Identifying the distribution of the least squares estimate with linear regression

72 Views Asked by At

The model is set up as follows: Random variables $Y_1,Y_2,...,Y_n$ are given by $Y_i=\alpha+\beta x_i+\epsilon_i$ where $\alpha,\beta$ and $x_1,...,x_n$ are constants with $\sum_{i=1}^n x_i=0$ and $\epsilon_1,...,\epsilon_n$ are independent $N(0,\sigma^2)$ random variables. We define $$\hat{\alpha}=\frac{1}{n}\sum_{i=1}^n Y_i$$ and $$\hat{\beta}=\Big(\sum_{i=1}^n x_iY_i\Big)/\Big(\sum_{i=1}^nx_i^2\big)$$

The question is then to choose the first and second rows of an $n\times n$ orthogonal matrix $A$ appropriately so that $Z=AY$ satisfies $$R^2=\sum_{i=1}^n (Y_i-\hat{\alpha}-\hat{\beta}x_i)^2=\sum_{i=3}^n Z_i^2$$ and hence deduce the joint distribution of $\hat{\alpha},\hat{\beta}$ and $R^2/\sigma^2$.

So far, I have found the joint distribution of $\hat{\alpha}$ and $\hat{\beta}$, and computed their covariance matrix.

I then chose the first two rows of $A$ to be $\big(\frac{1}{\sqrt{n}},..., \frac{1}{\sqrt{n}}\big)$ and $\Big(\frac{x_1}{\sqrt{\sum x_i^2}},..., \frac{x_n}{\sqrt{\sum x_i^2}}\Big)$, respectively, which gave me the desired relation $R^2=\sum_{i=1}^n (Y_i-\hat{\alpha}-\hat{\beta}x_i)^2=\sum_{i=3}^n Z_i^2$.

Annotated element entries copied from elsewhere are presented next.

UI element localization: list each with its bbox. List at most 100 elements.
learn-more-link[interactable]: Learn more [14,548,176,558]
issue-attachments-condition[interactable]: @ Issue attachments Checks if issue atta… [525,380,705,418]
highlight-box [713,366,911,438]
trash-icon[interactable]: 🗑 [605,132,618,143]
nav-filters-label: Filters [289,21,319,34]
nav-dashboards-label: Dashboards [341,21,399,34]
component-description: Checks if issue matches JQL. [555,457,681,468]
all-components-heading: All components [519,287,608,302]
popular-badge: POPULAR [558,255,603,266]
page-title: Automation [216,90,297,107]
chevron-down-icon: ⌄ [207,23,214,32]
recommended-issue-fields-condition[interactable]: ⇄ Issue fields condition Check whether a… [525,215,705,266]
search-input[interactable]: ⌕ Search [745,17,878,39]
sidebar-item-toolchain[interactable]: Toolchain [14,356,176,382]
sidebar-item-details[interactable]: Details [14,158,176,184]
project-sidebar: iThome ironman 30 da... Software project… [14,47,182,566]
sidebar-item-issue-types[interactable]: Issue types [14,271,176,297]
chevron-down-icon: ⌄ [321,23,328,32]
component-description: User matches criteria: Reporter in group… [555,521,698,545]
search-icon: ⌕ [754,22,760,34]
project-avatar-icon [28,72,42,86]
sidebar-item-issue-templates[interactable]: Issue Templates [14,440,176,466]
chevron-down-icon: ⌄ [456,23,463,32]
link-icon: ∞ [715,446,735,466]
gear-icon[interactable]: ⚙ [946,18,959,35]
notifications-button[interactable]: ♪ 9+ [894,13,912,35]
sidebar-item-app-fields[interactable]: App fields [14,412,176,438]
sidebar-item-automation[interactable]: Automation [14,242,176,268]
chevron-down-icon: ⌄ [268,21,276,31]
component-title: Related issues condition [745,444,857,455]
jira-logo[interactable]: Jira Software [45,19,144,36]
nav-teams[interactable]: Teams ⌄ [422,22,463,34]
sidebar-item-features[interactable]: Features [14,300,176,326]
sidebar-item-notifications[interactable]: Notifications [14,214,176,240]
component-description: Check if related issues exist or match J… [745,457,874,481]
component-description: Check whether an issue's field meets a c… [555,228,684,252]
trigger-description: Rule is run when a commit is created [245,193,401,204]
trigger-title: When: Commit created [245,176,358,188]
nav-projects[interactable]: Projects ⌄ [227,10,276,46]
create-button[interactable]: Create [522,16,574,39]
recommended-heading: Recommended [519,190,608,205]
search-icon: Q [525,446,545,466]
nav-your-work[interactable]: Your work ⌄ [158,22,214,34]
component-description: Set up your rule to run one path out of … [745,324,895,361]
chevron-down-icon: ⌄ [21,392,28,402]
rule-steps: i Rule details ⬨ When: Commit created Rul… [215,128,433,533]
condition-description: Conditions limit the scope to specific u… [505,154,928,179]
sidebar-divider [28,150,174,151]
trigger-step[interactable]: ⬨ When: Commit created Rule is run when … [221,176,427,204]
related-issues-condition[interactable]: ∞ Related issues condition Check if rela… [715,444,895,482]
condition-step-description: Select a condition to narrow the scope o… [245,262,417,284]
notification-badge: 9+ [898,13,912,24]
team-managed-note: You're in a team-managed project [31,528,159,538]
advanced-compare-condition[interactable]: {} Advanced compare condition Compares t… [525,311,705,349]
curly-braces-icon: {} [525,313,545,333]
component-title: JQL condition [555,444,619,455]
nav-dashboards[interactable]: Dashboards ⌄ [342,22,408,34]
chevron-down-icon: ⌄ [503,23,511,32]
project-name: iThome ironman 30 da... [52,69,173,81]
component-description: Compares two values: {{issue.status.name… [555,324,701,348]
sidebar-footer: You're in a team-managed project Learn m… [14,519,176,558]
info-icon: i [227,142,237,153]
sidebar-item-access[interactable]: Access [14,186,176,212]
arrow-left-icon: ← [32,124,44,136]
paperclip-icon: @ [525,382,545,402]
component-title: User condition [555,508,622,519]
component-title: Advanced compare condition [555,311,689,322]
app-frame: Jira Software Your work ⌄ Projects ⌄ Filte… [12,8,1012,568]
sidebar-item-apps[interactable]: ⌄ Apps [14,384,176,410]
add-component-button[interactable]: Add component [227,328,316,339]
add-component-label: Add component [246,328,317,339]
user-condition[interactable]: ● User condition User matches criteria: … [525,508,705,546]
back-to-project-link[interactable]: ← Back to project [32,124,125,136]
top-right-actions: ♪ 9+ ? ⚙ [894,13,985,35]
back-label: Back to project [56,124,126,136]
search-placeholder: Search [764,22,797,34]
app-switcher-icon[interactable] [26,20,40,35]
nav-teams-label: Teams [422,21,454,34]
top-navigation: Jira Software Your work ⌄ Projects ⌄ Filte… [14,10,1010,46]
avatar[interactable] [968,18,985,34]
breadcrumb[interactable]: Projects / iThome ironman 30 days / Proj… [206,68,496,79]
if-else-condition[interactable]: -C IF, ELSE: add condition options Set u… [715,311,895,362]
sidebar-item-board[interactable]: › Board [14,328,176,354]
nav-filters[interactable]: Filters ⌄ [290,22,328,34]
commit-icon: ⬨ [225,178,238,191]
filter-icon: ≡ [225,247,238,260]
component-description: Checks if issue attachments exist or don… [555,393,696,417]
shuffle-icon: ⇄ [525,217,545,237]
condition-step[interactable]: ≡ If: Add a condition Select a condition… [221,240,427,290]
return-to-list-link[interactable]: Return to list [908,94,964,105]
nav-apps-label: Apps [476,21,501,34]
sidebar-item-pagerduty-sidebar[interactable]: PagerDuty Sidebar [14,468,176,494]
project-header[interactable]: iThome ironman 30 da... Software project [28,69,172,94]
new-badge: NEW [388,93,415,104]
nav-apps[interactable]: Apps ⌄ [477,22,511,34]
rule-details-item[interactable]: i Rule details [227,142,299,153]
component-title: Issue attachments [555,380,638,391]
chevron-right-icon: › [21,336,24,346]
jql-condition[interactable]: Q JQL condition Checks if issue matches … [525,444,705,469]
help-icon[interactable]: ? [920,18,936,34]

This is when I get confused. Because $A$ is orthogonal, $Z_1,...,Z_n$ are independent and identically distributed $N(0,\sigma^2)$ random variables. Then $R^2/\sigma^2$ is $\chi_{n-2}^2$, and as this is independent from the $\hat{\alpha},\hat{\beta}$ (since the $Z_i$ are independent) we're done. But multiplying out the first row of $A$ with $Y$ in fact gives $Z_1=\sqrt{n}\hat{\alpha}$, which has mean $\alpha$, not $0$, which obviously does not make sense.

Should I choose my rows of $A$ slightly differently? The only thing is that choosing them in the way I have makes it clear that $A$ is in fact orthogonal, and it is really straightforward to deduce the relation $R^2=\sum_{i=1}^n (Y_i-\hat{\alpha}-\hat{\beta}x_i)^2=\sum_{i=3}^n Z_i^2$.

1

There are 1 best solutions below

0
On

A year late, but: Your error is in concluding that

$Z_1,\ldots,Z_n$ are independent and identically distributed $N(0,\sigma^2)$ random variables.

Given that $A$ is orthogonal and that $\operatorname{Cov}(Y)=\sigma^2I$ you can assert that $Z:=AY$ has covariance matrix $$\operatorname{Cov}(Z)=\operatorname{Cov}(AY)=A\operatorname{Cov}(Y)A^T=A(\sigma^2I)A^T=\sigma^2I.$$ Since the joint distribution of the $Y$'s is multivariate normal, it follows that the $Z$'s are independent normal with common variance $\sigma^2$. However, this doesn't say anything about their means.